Without doubt, the declaration adopted during the conference conveyed that the primary purpose of the roughly 150 ulema gathered from across the country was to defeat the stereotyped images which conflate Islam with terrorism. Describing terrorism as “completely un-Islamic,” the conference’s final declaration condemned “all forms of terror.” It also called on the government not to blame the entire community even if a few elements are found to be “wrong.” In addition, through the declaration, the clerics said they expected the government’s security agencies to be fair and even-handed while investigating terror cases.

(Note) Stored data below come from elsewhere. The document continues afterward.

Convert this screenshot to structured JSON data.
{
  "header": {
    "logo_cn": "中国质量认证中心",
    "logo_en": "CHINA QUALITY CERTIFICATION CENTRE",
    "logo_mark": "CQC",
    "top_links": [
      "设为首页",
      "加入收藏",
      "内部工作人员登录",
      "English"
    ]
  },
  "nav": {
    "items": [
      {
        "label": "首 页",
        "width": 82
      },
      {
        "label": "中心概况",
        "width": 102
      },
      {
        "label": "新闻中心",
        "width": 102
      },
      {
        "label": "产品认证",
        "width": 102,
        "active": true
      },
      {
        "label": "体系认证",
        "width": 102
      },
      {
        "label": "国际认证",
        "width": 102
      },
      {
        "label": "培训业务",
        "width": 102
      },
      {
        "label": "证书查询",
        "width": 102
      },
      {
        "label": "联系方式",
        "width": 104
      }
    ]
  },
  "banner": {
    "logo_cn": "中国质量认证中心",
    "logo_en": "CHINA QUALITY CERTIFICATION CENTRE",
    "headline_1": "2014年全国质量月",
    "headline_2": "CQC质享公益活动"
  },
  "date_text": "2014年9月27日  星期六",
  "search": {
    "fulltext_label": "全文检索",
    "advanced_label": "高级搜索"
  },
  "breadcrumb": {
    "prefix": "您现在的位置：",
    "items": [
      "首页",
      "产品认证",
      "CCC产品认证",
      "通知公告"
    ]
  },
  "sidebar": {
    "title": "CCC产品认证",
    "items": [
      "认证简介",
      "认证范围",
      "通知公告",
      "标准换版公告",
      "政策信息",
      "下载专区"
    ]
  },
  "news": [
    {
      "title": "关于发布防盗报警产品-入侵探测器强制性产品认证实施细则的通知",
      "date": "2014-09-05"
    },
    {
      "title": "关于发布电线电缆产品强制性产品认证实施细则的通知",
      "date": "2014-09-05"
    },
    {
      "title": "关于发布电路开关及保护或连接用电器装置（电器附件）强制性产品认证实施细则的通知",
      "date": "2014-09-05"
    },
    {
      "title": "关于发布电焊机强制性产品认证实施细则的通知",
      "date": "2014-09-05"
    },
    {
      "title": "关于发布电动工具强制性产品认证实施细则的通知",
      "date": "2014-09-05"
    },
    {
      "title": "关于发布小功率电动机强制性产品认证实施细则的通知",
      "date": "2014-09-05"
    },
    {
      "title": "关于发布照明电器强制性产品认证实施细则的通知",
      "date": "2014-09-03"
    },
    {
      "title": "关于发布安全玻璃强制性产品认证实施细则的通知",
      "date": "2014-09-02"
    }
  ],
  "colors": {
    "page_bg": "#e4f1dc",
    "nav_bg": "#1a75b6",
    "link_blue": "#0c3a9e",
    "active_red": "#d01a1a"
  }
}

This is not the first time Indian ulema addressed issues related to terrorism and bias, but what is noteworthy is that the conference provided a united front of Indian Muslim clerics to convey their viewpoint to the Indian government. Against the backdrop of Indian Muslims emerging as a strong political force, the conference conveyed the message that the government should not expect them to remain mute spectators to stereotyped images and abuses linked to them, Islam and terrorism.

The very fact that several members of the government, including Prime Minister Manmohan Singh, also participated in the conference suggested that this message was not missed by the government. During his address, Singh said: “It is sad if some people are now equating terror with Islam. This is just a third-rate attempt to provoke Muslims and the conspiracy must be resisted.” He also called on Muslim leadership to “lead” and help the government fight those who are “trying to mislead and provoke some Muslim youth at this point, and show them the right track.” Calling on Muslim clerics to pay greater importance to the progress of women, Singh said: “The government could help by opening schools but it is for the community’s leadership to make sure Muslim girls attend school and go on to claim their place as equals.”

What is noteworthy is that the ulema used the forum to share their grievances with the government regarding the bias displayed against Indian Muslims. The premier said that he shared Muslims’ “pain and anguish” on being victimized and accused of abetting terrorism. He assured the ulema that if wrongs had been done they would be corrected. Referring specifically to the Mumbai-blasts, Singh said that he had talked to Maharashtra’s chief minister to ensure that Muslims were not harassed by the police.

The ministers who participated in the conference included Home Minister Shivraj Patil and Human Resources Development (HRD) Minister Arjun Singh. Assuring the ulema that Muslims would not be harassed during investigations into terrorist attacks, Patil said: “We do not accept that only one community is responsible, there are wrong-doers in every community.” When confronted with questions regarding harassment of Muslim youths by police, Patil said that he would act immediately if concrete cases with proof were furnished. Dismissing the “Clash of Civilizations” theory, Patil said: “India had always believed in alliance, harmony and unity of civilizations.”

HRD Minister Singh was confronted by a question on whether the center intends to make signing of Vande Mataram compulsory in all educational institutions. Muslims are known to be opposed to the song because of its religious connotation and because its writer Bankimchandra Chatterjee was known to be anti-Muslim. The song is in his novel Anand Math, published in 1882. While Singh acknowledged that this song is viewed with a patriotic fervor by a considerable section of Indians, he asserted that there can be no compulsion on singing it. On whether one could be branded as unpatriotic for not singing it, he said: “Those who are making such suggestions are also those who wanted to issue a white paper on madarsas. The country is not with them.”

Among the clerics, giving examples of investigations being conducted regarding the Mumbai blasts, the majority voiced concern about the ease with which security agencies presume accused Muslims to be guilty. In addition, Maulana Abdul Wahab Khilji of Jamiat-e-Ahle-Hadis displayed concern about continuous usage of the term “Islamic terror.”

Maulana Arshad Madani of Jamiat Ulema-e-Hind said that cases/incidents involving non-Muslims hardly draw attention but whenever “a Muslim name comes up, the approach automatically hardens.” Their concern is supported by hundreds of young Muslims having been detained following the Mumbai attacks. In this context, the Muslim clerics have undeniably taken the right step forward by drawing government’s attention to their concern against such discriminatory approach. At the conference, ministers, including the premier, definitely assured clerics of their approach against such discrimination/bias. It remains to be seen whether these assurances are merely rhetoric or real support for fair treatment.